When the concert was over, I had to rush out before the encore in order to get home to relieve the babysitter. This allowed me to walk out with an interesting group of people. I could tell that they went to frequent concerts and were very well educated individuals. However what happened next caught me off guard. When we entered the elevator they asked me if I enjoyed the concert and I said, Yes. They immediately said how disappointed they were with the concert. I could feel my jaw drop! WHAT! They concert was amazing. Not one note out of place. How could they feel this way? The conversation continued. "I thought this was suppose to be a holiday concert!" one man said. Another said, "They could have at least done something with the lighting." Yet another said, "I wanted more pieces that I knew. What about Jingle Bells and others like that."

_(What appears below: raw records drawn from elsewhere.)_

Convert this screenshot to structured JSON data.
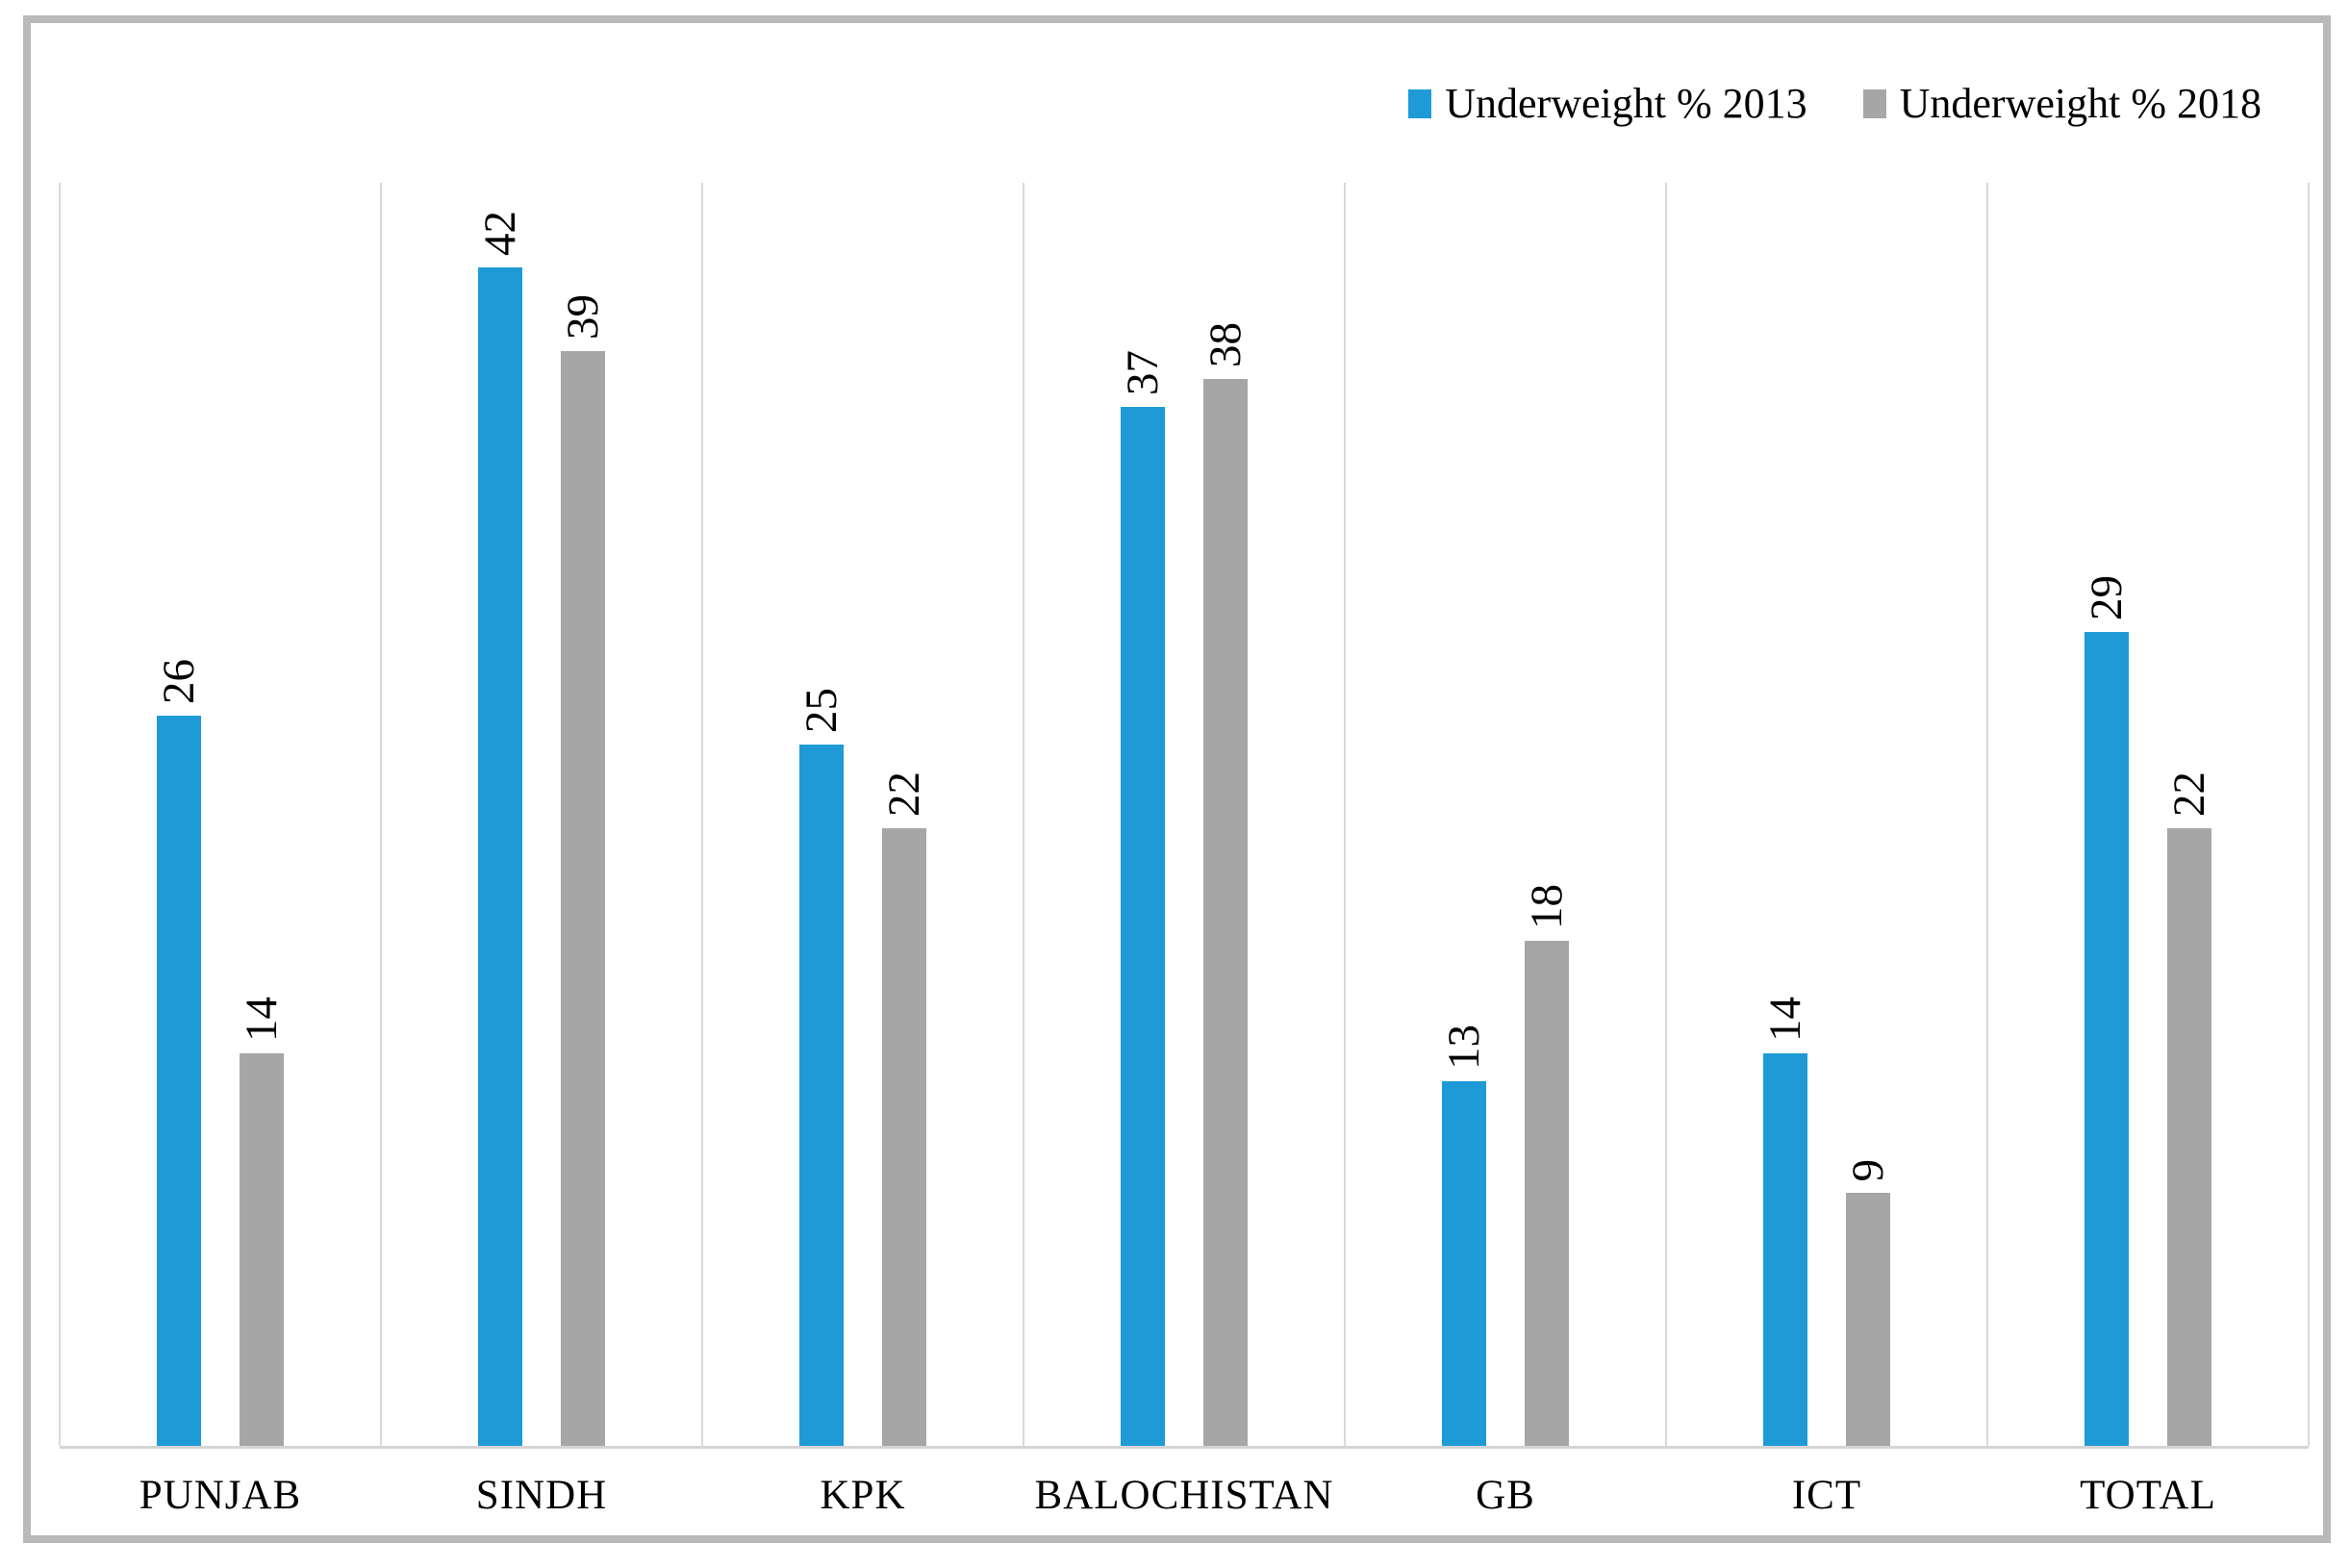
{
  "chart_data": {
    "type": "bar",
    "title": "",
    "categories": [
      "PUNJAB",
      "SINDH",
      "KPK",
      "BALOCHISTAN",
      "GB",
      "ICT",
      "TOTAL"
    ],
    "series": [
      {
        "name": "Underweight % 2013",
        "color": "#1e9bd7",
        "values": [
          26,
          42,
          25,
          37,
          13,
          14,
          29
        ]
      },
      {
        "name": "Underweight % 2018",
        "color": "#a6a6a6",
        "values": [
          14,
          39,
          22,
          38,
          18,
          9,
          22
        ]
      }
    ],
    "ylim": [
      0,
      45
    ],
    "xlabel": "",
    "ylabel": "",
    "y_axis_labels_visible": false,
    "gridlines": "vertical category separators only",
    "legend_position": "top-right",
    "data_labels": "values shown above bars, rotated 90° reading bottom-to-top"
  },
  "legend": {
    "entries": [
      {
        "label": "Underweight % 2013",
        "color": "#1e9bd7"
      },
      {
        "label": "Underweight % 2018",
        "color": "#a6a6a6"
      }
    ]
  },
  "colors": {
    "bar_2013": "#1e9bd7",
    "bar_2018": "#a6a6a6",
    "gridline": "#d9d9d9",
    "axis_line": "#d4d4d4",
    "frame_border": "#b9b9b9",
    "text": "#000000",
    "background": "#ffffff"
  }
}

Once I got to my car I started to think about all of their comments. Did they have a legitimate point or did they not know what kind of concert they were going too? I have come to the conclusion that it is a mixture of both. They were not too familiar with what kind of group Chanticleer was and since it was on the Carmel Center for the Performing Arts Holiday Concert series, they expected more holiday favorites.
In a world on instant gratification, fast paced media, and shows like Glee, The Sing Off, and The Voice where do we fit in? Is choral music being left behind or is it time to do a little face lift on choral music? Is it wrong to have some interesting staging and to change the lighting to highlight different pieces or to change the mood? As directors we also need to remember who our audience is and sometimes a piece of cake after eating the vegetables is not so bad.
I feel very torn on the subject. But as we look to the future of choral music I think a face lift may be just what we need to help keep it alive and interesting to the next generation.
Friday, December 2, 2011
So how many of you have seen the virtual choir? Were you amazed or petrified? The project was the idea of composer / conductor Eric Whitacre. He took singers from all over the world, had them audition, learn the music, and then record themselves singing it. He then mixed all of their recordings together and created a virtual choir. Not only did he do this once, he did it twice.
My first thought was, WOW! This is really cool. Then I got very nervous. You may be asking yourselves why this would make someone nervous. The reason is simple. It took away the one element that makes music making so wonderful, personal connection. The virtual choir members had no interaction with one another. However, is this a wonderful project that bring so many people together from many different countries? Yes. But with the world of virtual schools, skype, texting, e-mail, video games, and so much more, we need to make sure that our children do not lose the ability to socialize with others and the skills needed to interact with others.
It reminded me of the movie WALL-E. In the movie you see how the human race has lost its ability to interact with one another without the assistance of electronics. It went so far as to portray humans losing the ability to walk. One of my favorite scenes in the movie is when two people are talking to each other, but they are doing it through a television screen and they are floating (they can’t stand) right next to each other.
As we move farther into the 21st century and the next generations become more reliant on technology, let’s make sure we keep our rich choral heritage alive. Choirs have always been a haven where people come not only to make great music, but also to have fellowship. I see it before and after every rehearsal. I see singers who want to be together and share with one another.